Just because there are APIs doesn't mean that there is a need to support a software override in the IP. I believe those APIs exist primarily for SPI controllers that don't have hardware CSB support

These APIs exist for SPI controllers that allow software-controlled CSB, whether through a GPIO or through a hardware override. For firmware ported to OpenTitan using APIs like this, it means either refactoring code using those APIs into something explicitly transaction-based to mirror the hardware (and refactoring the drivers all of the other platforms it's implemented for), or leaving the IP-controlled pin unused and reserving a GPIO pin. I'm doing the former, but it does have a code size impact on other platforms that allow software-controlled CSB.

OT doesn't always know how many bytes will be in each logical SPI transaction (which consists of multiple USB packets)

For most, but not all, cases, this bridge can know whether the current receive segment of an overall transaction is the last one.

There are also clean up paths that need to de-assert chip select without sending a dummy packet either.

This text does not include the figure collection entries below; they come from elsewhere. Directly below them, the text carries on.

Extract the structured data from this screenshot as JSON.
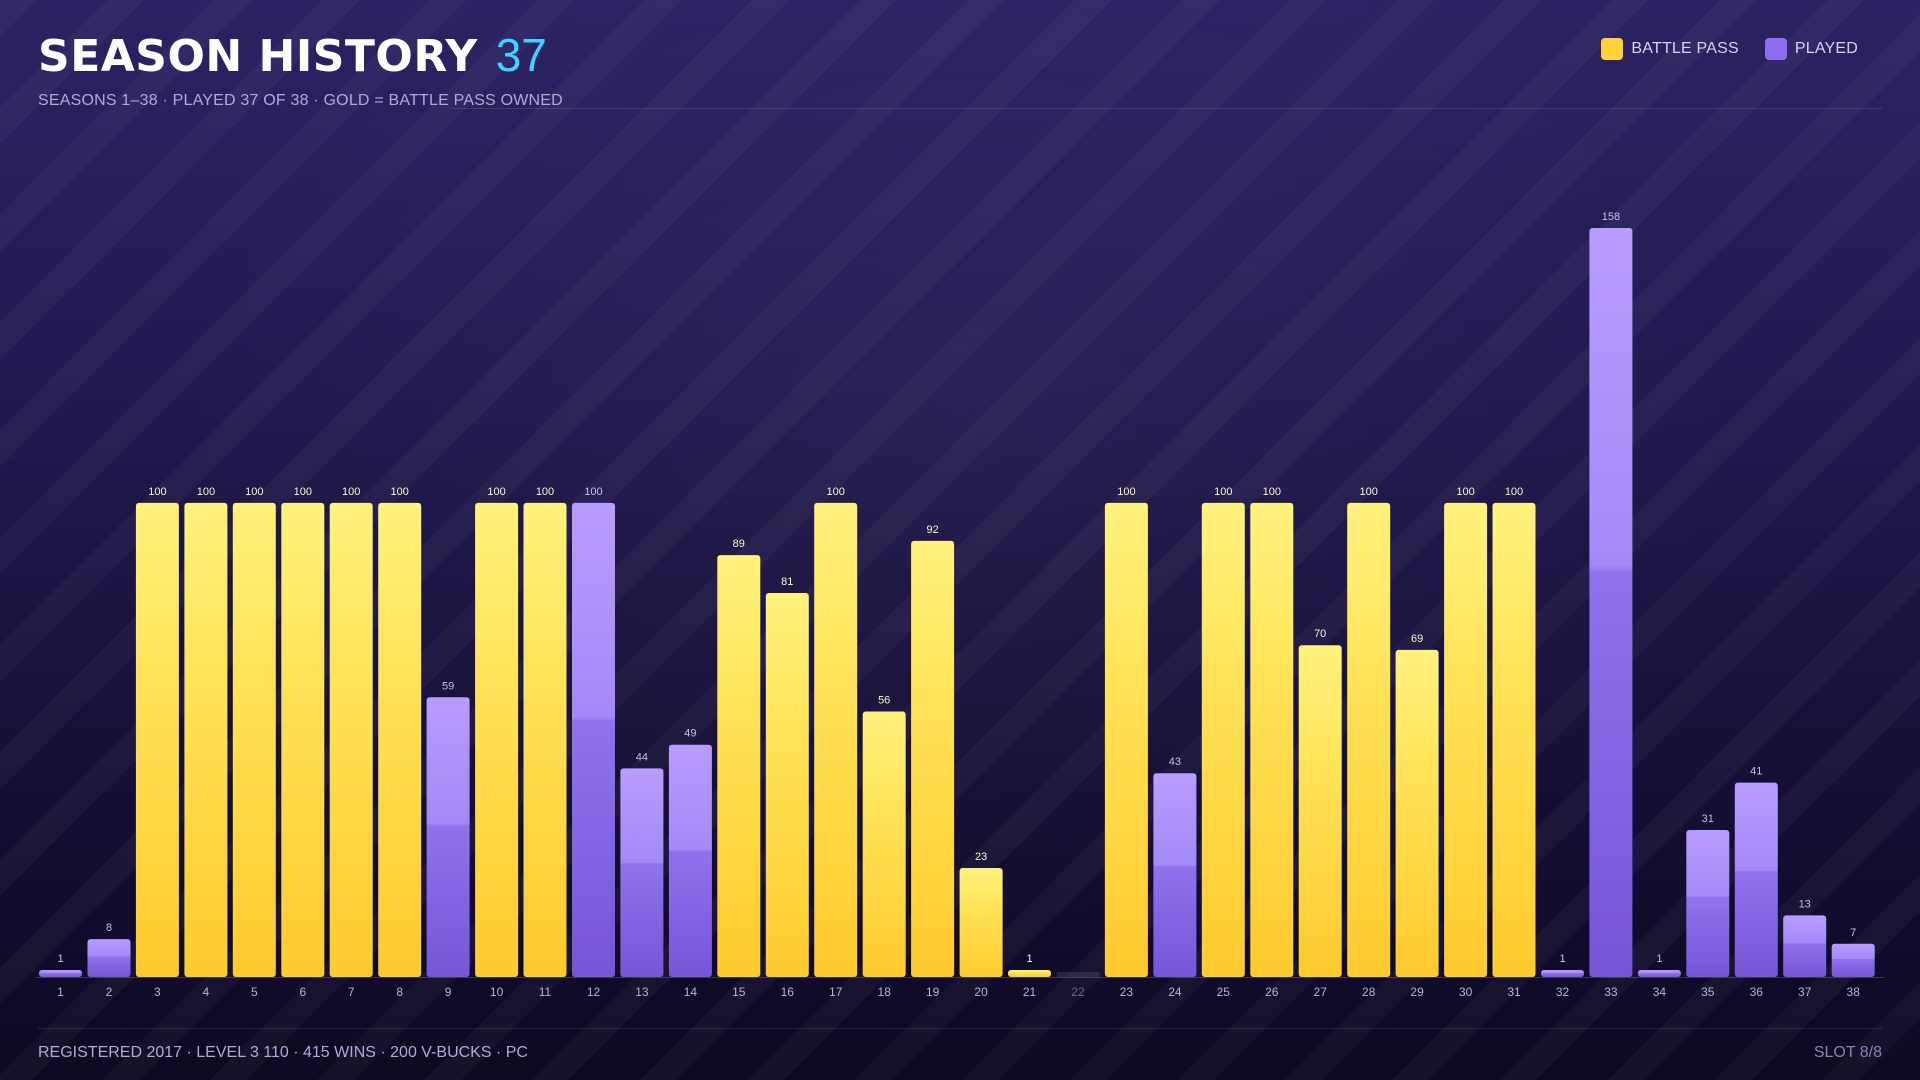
{
  "header": {
    "title": "SEASON HISTORY",
    "count": "37",
    "subtitle": "SEASONS 1–38 · PLAYED 37 OF 38 · GOLD = BATTLE PASS OWNED"
  },
  "legend": [
    {
      "label": "BATTLE PASS",
      "color": "#ffd23a"
    },
    {
      "label": "PLAYED",
      "color": "#8d6ef0"
    }
  ],
  "chart_data": {
    "type": "bar",
    "title": "",
    "xlabel": "",
    "ylabel": "",
    "ylim": [
      0,
      158
    ],
    "grid": false,
    "legend_position": "top-right",
    "categories": [
      "1",
      "2",
      "3",
      "4",
      "5",
      "6",
      "7",
      "8",
      "9",
      "10",
      "11",
      "12",
      "13",
      "14",
      "15",
      "16",
      "17",
      "18",
      "19",
      "20",
      "21",
      "22",
      "23",
      "24",
      "25",
      "26",
      "27",
      "28",
      "29",
      "30",
      "31",
      "32",
      "33",
      "34",
      "35",
      "36",
      "37",
      "38"
    ],
    "values": [
      1,
      8,
      100,
      100,
      100,
      100,
      100,
      100,
      59,
      100,
      100,
      100,
      44,
      49,
      89,
      81,
      100,
      56,
      92,
      23,
      1,
      0,
      100,
      43,
      100,
      100,
      70,
      100,
      69,
      100,
      100,
      1,
      158,
      1,
      31,
      41,
      13,
      7
    ],
    "battle_pass": [
      false,
      false,
      true,
      true,
      true,
      true,
      true,
      true,
      false,
      true,
      true,
      false,
      false,
      false,
      true,
      true,
      true,
      true,
      true,
      true,
      true,
      false,
      true,
      false,
      true,
      true,
      true,
      true,
      true,
      true,
      true,
      false,
      false,
      false,
      false,
      false,
      false,
      false
    ],
    "data_labels": [
      "1",
      "8",
      "100",
      "100",
      "100",
      "100",
      "100",
      "100",
      "59",
      "100",
      "100",
      "100",
      "44",
      "49",
      "89",
      "81",
      "100",
      "56",
      "92",
      "23",
      "1",
      "",
      "100",
      "43",
      "100",
      "100",
      "70",
      "100",
      "69",
      "100",
      "100",
      "1",
      "158",
      "1",
      "31",
      "41",
      "13",
      "7"
    ]
  },
  "footer": {
    "info": "REGISTERED 2017 · LEVEL 3 110 · 415 WINS · 200 V-BUCKS · PC",
    "slot": "SLOT 8/8"
  }
}
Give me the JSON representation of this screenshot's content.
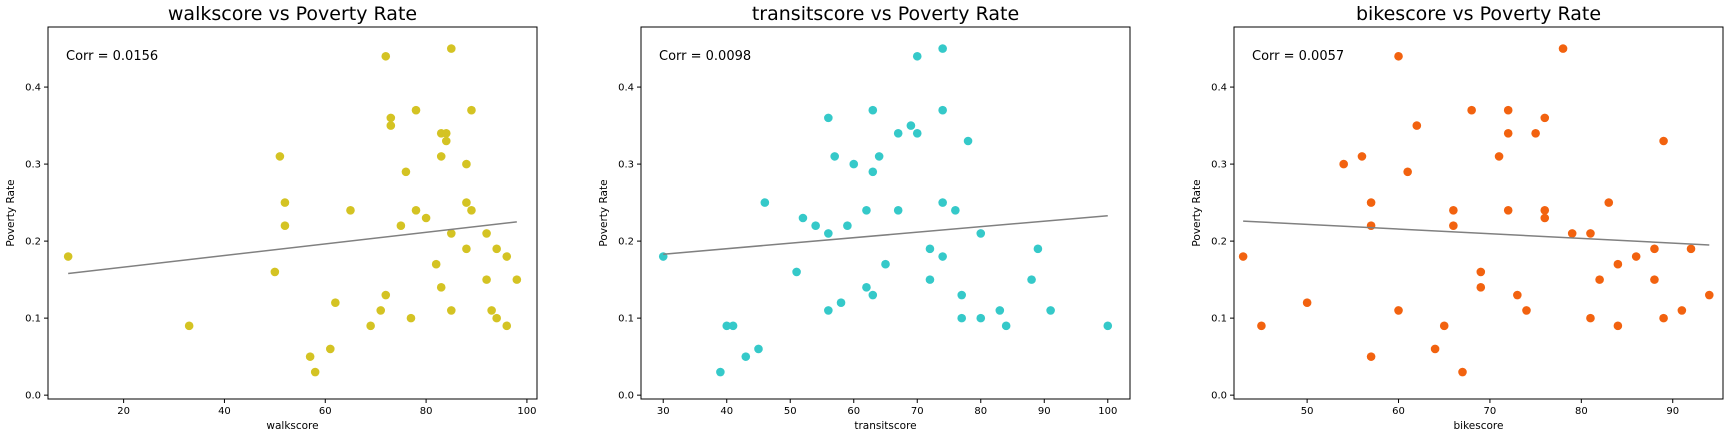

One issue is that, even with the override, we'd need to ensure that any ongoing transactions in the state machine are cancelled before we can assert chip select again, so IIUC we'd want to do a SW_RST or config change anyways.

[a-will]

Just because there are APIs doesn't mean that there is a need to support a software override in the IP. I believe those APIs exist primarily for SPI controllers that don't have hardware CSB support

These APIs exist for SPI controllers that allow software-controlled CSB, whether through a GPIO or through a hardware override. For firmware ported to OpenTitan using APIs like this, it means either refactoring code using those APIs into something explicitly transaction-based to mirror the hardware (and refactoring the drivers all of the other platforms it's implemented for), or leaving the IP-controlled pin unused and reserving a GPIO pin. I'm doing the former, but it does have a code size impact on other platforms that allow software-controlled CSB.

I'm just saying that the purpose of the SPI abstraction layer is to perform SPI transactions. It's a reversal of the dependency graph to require hardware to support features that can be abused for something that is not SPI transactions ...is what I'd say if JEDEC didn't make a bizarre reset for SPI NOR flash that definitely isn't a SPI transaction, hehe.

[a-will]

The next question is... Are these use cases critical for A1? Or just nice-to-have?

[jettr]

How difficult of a hardware change is this?

To my knowledge, we still haven't found a perfect work around to support our USB/SPI bridge protocol, but we may if we continue experimenting. I wouldn't rate this functionality at critical level, but I would rate it higher than nice-to-have for A1.

@kupiakos any thoughts about how needed this functionality is in A1 silicon, and how viable our current workarounds are in supporting out USB/SPI bridge?

[kupiakos]

This functionality is nice-to-have, and not necessary for A1. The refactors for our USB/SPI bridge are sufficient; they do have a code size impact for non-OpenTitan platforms.

It's a reversal of the dependency graph to require hardware to support features that can be abused for something that is not SPI transactions

I pretty fundamentally disagree here: hardware is designed in order to have firmware run on it for a specific task, and having no way to override chip select strictly reduces the set of generically-designed firmware that can be ported to run on it.

[vogelpi]

We discussed this in the triage meeting and agreed that we cannot support this due to schedule constraints for M4. We'll create a feature request for future releases though.